HAT TIP: Al Jazeera English
An investigation into a missile strike carried out by US-led forces in Afghanistan earlier this week has found that 13 civilians were among 16 people killed, the US military has said. The military made the admission on Saturday, after originally saying that 15 opposition fighters had been killed in the strike in the Gozara district of Herat province.
Afghan officials insisted all along that six women and two children were among those killed. Following Afghan outrage over the attack, US generals undertook an investigation, travelling to Gozara and talking to locals there. The generals said some anti-government fighters had also been killed in the strike. Michael Ryan, a US brigadier general, said that the investigation proved how seriously the US takes civilian casualties.
The US has come under increasing criticism over the past few months over the deaths of civilians in military operations in Afghanistan. Hamid Karzai, the Afghan president, said that rising civilian deaths was a source of tension between Kabul and Washington. There are currently 80,000 US and Nato soldiers in Afghanistan, battling Taliban and al-Qaeda fighters.
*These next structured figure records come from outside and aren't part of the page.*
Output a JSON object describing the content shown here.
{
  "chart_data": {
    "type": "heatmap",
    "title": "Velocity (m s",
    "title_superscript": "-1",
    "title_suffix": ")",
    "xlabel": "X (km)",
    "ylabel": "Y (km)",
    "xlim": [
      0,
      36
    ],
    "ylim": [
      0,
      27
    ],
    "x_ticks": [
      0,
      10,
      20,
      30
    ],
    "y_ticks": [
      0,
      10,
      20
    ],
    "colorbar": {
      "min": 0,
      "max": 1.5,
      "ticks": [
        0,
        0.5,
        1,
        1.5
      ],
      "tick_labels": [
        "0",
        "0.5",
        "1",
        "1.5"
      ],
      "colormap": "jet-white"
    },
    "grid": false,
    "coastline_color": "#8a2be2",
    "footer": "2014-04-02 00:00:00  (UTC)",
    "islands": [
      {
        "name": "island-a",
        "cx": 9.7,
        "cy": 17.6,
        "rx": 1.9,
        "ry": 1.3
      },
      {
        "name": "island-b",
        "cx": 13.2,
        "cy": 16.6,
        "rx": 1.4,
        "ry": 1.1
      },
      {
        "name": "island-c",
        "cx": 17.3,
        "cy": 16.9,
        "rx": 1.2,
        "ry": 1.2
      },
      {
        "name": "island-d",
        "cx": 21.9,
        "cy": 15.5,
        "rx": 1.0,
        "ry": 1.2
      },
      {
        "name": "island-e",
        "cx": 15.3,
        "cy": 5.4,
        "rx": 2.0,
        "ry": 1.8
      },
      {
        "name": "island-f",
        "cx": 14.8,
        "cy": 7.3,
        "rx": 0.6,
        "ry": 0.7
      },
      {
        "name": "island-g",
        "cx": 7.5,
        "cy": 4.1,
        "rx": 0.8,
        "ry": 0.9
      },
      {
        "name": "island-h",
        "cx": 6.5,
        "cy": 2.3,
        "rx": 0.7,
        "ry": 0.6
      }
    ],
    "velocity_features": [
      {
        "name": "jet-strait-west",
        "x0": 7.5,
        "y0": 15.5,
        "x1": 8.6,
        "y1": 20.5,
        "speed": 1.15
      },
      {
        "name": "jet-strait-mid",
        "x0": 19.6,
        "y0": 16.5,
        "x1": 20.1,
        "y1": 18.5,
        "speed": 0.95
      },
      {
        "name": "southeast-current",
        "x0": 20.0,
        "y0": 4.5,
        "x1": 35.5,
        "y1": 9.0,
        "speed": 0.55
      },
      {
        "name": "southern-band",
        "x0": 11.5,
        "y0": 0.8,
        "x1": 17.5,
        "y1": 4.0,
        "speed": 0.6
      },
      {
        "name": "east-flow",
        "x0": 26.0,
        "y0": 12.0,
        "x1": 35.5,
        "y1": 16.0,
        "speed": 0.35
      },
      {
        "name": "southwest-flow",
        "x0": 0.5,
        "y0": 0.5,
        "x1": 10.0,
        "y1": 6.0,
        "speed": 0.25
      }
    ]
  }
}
Barack Obama, the US president, is expected to approve the deployment of about 30,000 extra US troops to Afghanistan soon.
An earlier Al Jazeera English article from late January amplified the criticism of the Pakistan’s President toward U.S. bombing raids in his country.
Asif Ali Zardari, the Pakistani president, has called on Barack Obama, his US counterpart, to end American missile attacks in South Asian nation’s tribal border regions with Afghanistan.Zardari’s comments were reported in the local media on Saturday, a day after the first US attacks in Pakistan since Obama’s inauguration.
“With the advent of the new US administration, it is Pakistan’s sincere hope that the United States will review its policy and adopt a more holistic and integrated approach toward dealing with the issue of terrorism and extremism,” a ministry statement said. Such strikes against Taliban and al-Qaeda fighters are counterproductive, the private NNI news agency quoted Zardari as saying.
Eight alleged foreign fighters, including one aligned with al-Qaeda, were killed with 14 other people in a double strike in the Waziristan area on Friday, according to Pakistani security officials.
The foreign ministry said that an unspecified number of civilians were also killed in the air raid by an unmanned aircraft.The foreign ministry said that it had informed US officials of its “great concern”.
“We maintain that these attacks are counterproductive and should be discontinued,” it said.”
While there are some on this board that discount the collateral damage of U.S. Imperialism, I cannot. Historically, foreign invasions of this region have yielded nothing but death and failure. They’ve never succeeded. For the last thirty years, these people have been subjected to unending war and it has reduced the Pashtun region spanning both Afghanistan and Pakistan to the Dark Ages. Primitive tribalism, Muslim extremism and Sharia Law reign supreme and repress the collective promise of the people.
Even more troubling are signs that President Obama is continuing Bush Administration policies immunizing government officials and their private sector agents from accountability for torture and extra rendition. Democracy Now reports:
On Monday, a San Francisco appeals court heard arguments on the American Civil Liberties Union’s attempt to reinstate the case against Jeppesen International Trip Planning on behalf of five former prisoners.
The lawsuit accused Jeppesen of arranging at least seventy flights since 2001 as part of the CIA’s extraordinary rendition program. The Bush administration successfully won the case’s dismissal on the grounds it would risk exposing “state secrets.” On Monday, Obama administration lawyers told judges the government’s stance is unchanged.
ACLU Executive Director Anthony Romero said, “The] Justice Department stood up in court today and said that it would continue the Bush policy of invoking state secrets to hide the reprehensible history of torture, rendition and the most grievous human rights violations committed by the American government. This is not change. This is definitely more of the same.”
The Administration has made great strides and taken major steps toward intelligence reform in the thirty days it’s been in power, but its policy in Afghanistan and Pakistan is troubling and deserves far more scrutiny than it is getting from the corporate media. It damn sure deserves more scrutiny by blackfolks. Unnecessary civilian deaths and immunizing the facilitators of torture are not and will never be “Change We Can Believe In.”